ROME — The Italian navy could soon be protecting sub-sea, rare earth mining in the Mediterranean, adding to its defense of internet cables on the sea bed, an Italian minister has predicted.
Urgently needed for making batteries, phones, lasers, satellites and microchips, rare earth minerals, as well as lithium, are in high demand in the West, which has lagged behind China’s sourcing of stocks.
The hunt for rare earths that can be mined on land is underway in Europe, but surveys show rich seams are also present under the oceans.
“We know there are rare earths below the sea floor of the Mediterranean – we can make up the gap by going under the sea,” Italian junior defense minister Matteo Perego di Cremnago told Defense News.
The Italian navy is already talking to industry to plan how it could offer security to such a strategic endeavor, he added.
“The navy could contribute divers, submarines, minesweepers … and unmanned technology will be important,” he said.
“Drones that will have the ability to recharge autonomously with solar energy by coming to surface will be able to monitor infrastructure and sub-sea mining,” the minister added.
Lithium, which is essential in car batteries and key to the world’s shift away from gas-fueled vehicles, is mainly mined in Australia, China and South America.
As Europe predicts it will need 35 times more lithium by 2050, European Commission chief Ursula von der Leyen has said the white powder “will soon be even more important than oil and gas.”
Environmental groups have claimed sub-sea mining will damage natural habitats on the sea bed and urged a moratorium.
The need to safeguard strategic undersea infrastructure has become more urgent since the Nord Stream gas pipeline attack in the Baltic Sea last year.
In the wake of the attack the Italian navy committed to use its submarines to monitor and deter sabotage of undersea internet cables in the Mediterranean as part of a deal with Italy’s biggest private cable provider.

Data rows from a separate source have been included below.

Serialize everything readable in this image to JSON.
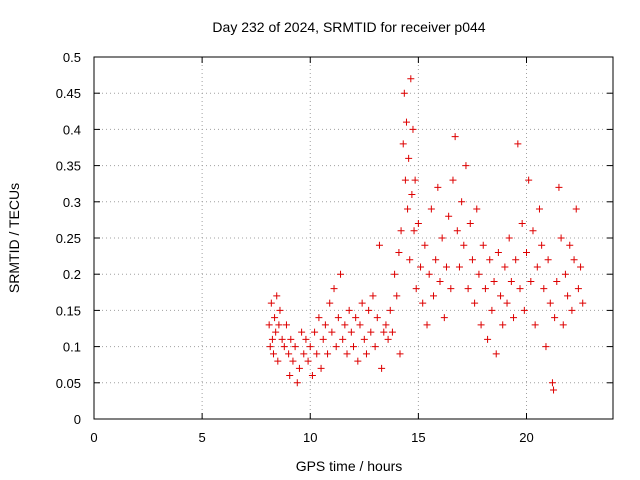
{
  "chart_data": {
    "type": "scatter",
    "title": "Day 232 of 2024, SRMTID for receiver p044",
    "xlabel": "GPS time / hours",
    "ylabel": "SRMTID / TECUs",
    "xlim": [
      0,
      24
    ],
    "ylim": [
      0,
      0.5
    ],
    "xticks": [
      0,
      5,
      10,
      15,
      20
    ],
    "yticks": [
      0,
      0.05,
      0.1,
      0.15,
      0.2,
      0.25,
      0.3,
      0.35,
      0.4,
      0.45,
      0.5
    ],
    "xtick_labels": [
      "0",
      "5",
      "10",
      "15",
      "20"
    ],
    "ytick_labels": [
      "0",
      "0.05",
      "0.1",
      "0.15",
      "0.2",
      "0.25",
      "0.3",
      "0.35",
      "0.4",
      "0.45",
      "0.5"
    ],
    "grid": true,
    "marker": "plus",
    "series": [
      {
        "name": "SRMTID",
        "color": "#dd0000",
        "points": [
          [
            8.1,
            0.13
          ],
          [
            8.15,
            0.1
          ],
          [
            8.2,
            0.16
          ],
          [
            8.25,
            0.11
          ],
          [
            8.3,
            0.09
          ],
          [
            8.35,
            0.14
          ],
          [
            8.4,
            0.12
          ],
          [
            8.45,
            0.17
          ],
          [
            8.5,
            0.08
          ],
          [
            8.55,
            0.13
          ],
          [
            8.6,
            0.15
          ],
          [
            8.7,
            0.11
          ],
          [
            8.8,
            0.1
          ],
          [
            8.9,
            0.13
          ],
          [
            9.0,
            0.09
          ],
          [
            9.05,
            0.06
          ],
          [
            9.1,
            0.11
          ],
          [
            9.2,
            0.08
          ],
          [
            9.3,
            0.1
          ],
          [
            9.4,
            0.05
          ],
          [
            9.5,
            0.07
          ],
          [
            9.6,
            0.12
          ],
          [
            9.7,
            0.09
          ],
          [
            9.8,
            0.11
          ],
          [
            9.9,
            0.08
          ],
          [
            10.0,
            0.1
          ],
          [
            10.1,
            0.06
          ],
          [
            10.2,
            0.12
          ],
          [
            10.3,
            0.09
          ],
          [
            10.4,
            0.14
          ],
          [
            10.5,
            0.07
          ],
          [
            10.6,
            0.11
          ],
          [
            10.7,
            0.13
          ],
          [
            10.8,
            0.09
          ],
          [
            10.9,
            0.16
          ],
          [
            11.0,
            0.12
          ],
          [
            11.1,
            0.18
          ],
          [
            11.2,
            0.1
          ],
          [
            11.3,
            0.14
          ],
          [
            11.4,
            0.2
          ],
          [
            11.5,
            0.11
          ],
          [
            11.6,
            0.13
          ],
          [
            11.7,
            0.09
          ],
          [
            11.8,
            0.15
          ],
          [
            11.9,
            0.12
          ],
          [
            12.0,
            0.1
          ],
          [
            12.1,
            0.14
          ],
          [
            12.2,
            0.08
          ],
          [
            12.3,
            0.13
          ],
          [
            12.4,
            0.16
          ],
          [
            12.5,
            0.11
          ],
          [
            12.6,
            0.09
          ],
          [
            12.7,
            0.15
          ],
          [
            12.8,
            0.12
          ],
          [
            12.9,
            0.17
          ],
          [
            13.0,
            0.1
          ],
          [
            13.1,
            0.14
          ],
          [
            13.2,
            0.24
          ],
          [
            13.3,
            0.07
          ],
          [
            13.4,
            0.12
          ],
          [
            13.5,
            0.13
          ],
          [
            13.6,
            0.11
          ],
          [
            13.7,
            0.15
          ],
          [
            13.8,
            0.12
          ],
          [
            13.9,
            0.2
          ],
          [
            14.0,
            0.17
          ],
          [
            14.1,
            0.23
          ],
          [
            14.15,
            0.09
          ],
          [
            14.2,
            0.26
          ],
          [
            14.3,
            0.38
          ],
          [
            14.35,
            0.45
          ],
          [
            14.4,
            0.33
          ],
          [
            14.45,
            0.41
          ],
          [
            14.5,
            0.29
          ],
          [
            14.55,
            0.36
          ],
          [
            14.6,
            0.22
          ],
          [
            14.65,
            0.47
          ],
          [
            14.7,
            0.31
          ],
          [
            14.75,
            0.4
          ],
          [
            14.8,
            0.26
          ],
          [
            14.85,
            0.33
          ],
          [
            14.9,
            0.18
          ],
          [
            15.0,
            0.27
          ],
          [
            15.1,
            0.21
          ],
          [
            15.2,
            0.16
          ],
          [
            15.3,
            0.24
          ],
          [
            15.4,
            0.13
          ],
          [
            15.5,
            0.2
          ],
          [
            15.6,
            0.29
          ],
          [
            15.7,
            0.17
          ],
          [
            15.8,
            0.22
          ],
          [
            15.9,
            0.32
          ],
          [
            16.0,
            0.19
          ],
          [
            16.1,
            0.25
          ],
          [
            16.2,
            0.14
          ],
          [
            16.3,
            0.21
          ],
          [
            16.4,
            0.28
          ],
          [
            16.5,
            0.18
          ],
          [
            16.6,
            0.33
          ],
          [
            16.7,
            0.39
          ],
          [
            16.8,
            0.26
          ],
          [
            16.9,
            0.21
          ],
          [
            17.0,
            0.3
          ],
          [
            17.1,
            0.24
          ],
          [
            17.2,
            0.35
          ],
          [
            17.3,
            0.18
          ],
          [
            17.4,
            0.27
          ],
          [
            17.5,
            0.22
          ],
          [
            17.6,
            0.16
          ],
          [
            17.7,
            0.29
          ],
          [
            17.8,
            0.2
          ],
          [
            17.9,
            0.13
          ],
          [
            18.0,
            0.24
          ],
          [
            18.1,
            0.18
          ],
          [
            18.2,
            0.11
          ],
          [
            18.3,
            0.22
          ],
          [
            18.4,
            0.15
          ],
          [
            18.5,
            0.19
          ],
          [
            18.6,
            0.09
          ],
          [
            18.7,
            0.23
          ],
          [
            18.8,
            0.17
          ],
          [
            18.9,
            0.13
          ],
          [
            19.0,
            0.21
          ],
          [
            19.1,
            0.16
          ],
          [
            19.2,
            0.25
          ],
          [
            19.3,
            0.19
          ],
          [
            19.4,
            0.14
          ],
          [
            19.5,
            0.22
          ],
          [
            19.6,
            0.38
          ],
          [
            19.7,
            0.18
          ],
          [
            19.8,
            0.27
          ],
          [
            19.9,
            0.15
          ],
          [
            20.0,
            0.23
          ],
          [
            20.1,
            0.33
          ],
          [
            20.2,
            0.19
          ],
          [
            20.3,
            0.26
          ],
          [
            20.4,
            0.13
          ],
          [
            20.5,
            0.21
          ],
          [
            20.6,
            0.29
          ],
          [
            20.7,
            0.24
          ],
          [
            20.8,
            0.18
          ],
          [
            20.9,
            0.1
          ],
          [
            21.0,
            0.22
          ],
          [
            21.1,
            0.16
          ],
          [
            21.2,
            0.05
          ],
          [
            21.25,
            0.04
          ],
          [
            21.3,
            0.14
          ],
          [
            21.4,
            0.19
          ],
          [
            21.5,
            0.32
          ],
          [
            21.6,
            0.25
          ],
          [
            21.7,
            0.13
          ],
          [
            21.8,
            0.2
          ],
          [
            21.9,
            0.17
          ],
          [
            22.0,
            0.24
          ],
          [
            22.1,
            0.15
          ],
          [
            22.2,
            0.22
          ],
          [
            22.3,
            0.29
          ],
          [
            22.4,
            0.18
          ],
          [
            22.5,
            0.21
          ],
          [
            22.6,
            0.16
          ]
        ]
      }
    ]
  }
}
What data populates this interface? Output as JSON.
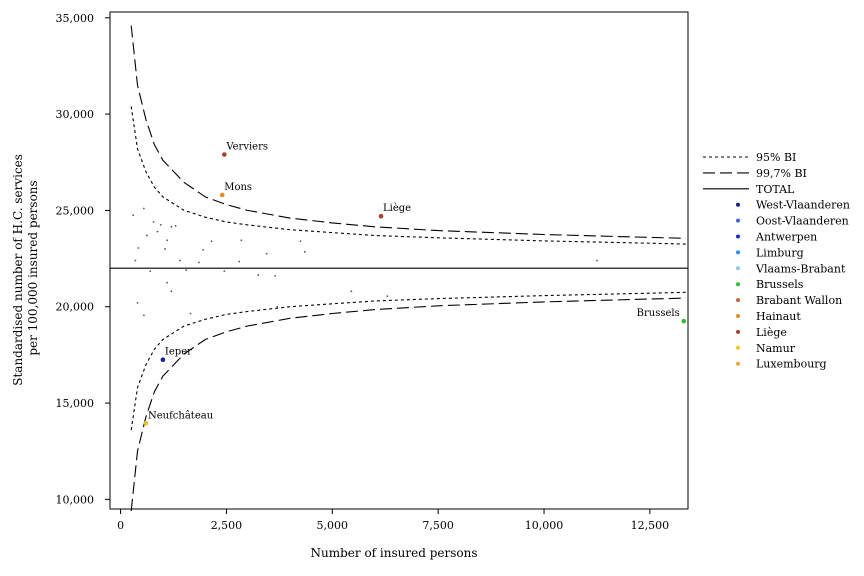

This year, Italy took the lead on a new project in the EU’s Permanent Structured Cooperation, or PESCO, scheme which will seek to beef up sub-sea security for energy pipelines and internet cables criss-crossing the world on the seabed.
Italian naval officials have suggested that in the near future, undersea naval drones patrolling pipelines and cables will be able to stop off at charging stations on the seabed to top up their battery and drop off data, letting them stay submerged for months.
Perego di Cremnago said future roles for the navy in protecting sub-sea infrastructure would be worked on at a new undersea technology centre due to open at La Spezia in Italy next year, which will bring together companies, universities, research centers and the navy.
“This will put us in the forefront. It will put everything together,” he said.
Tom Kington is the Italy correspondent for Defense News.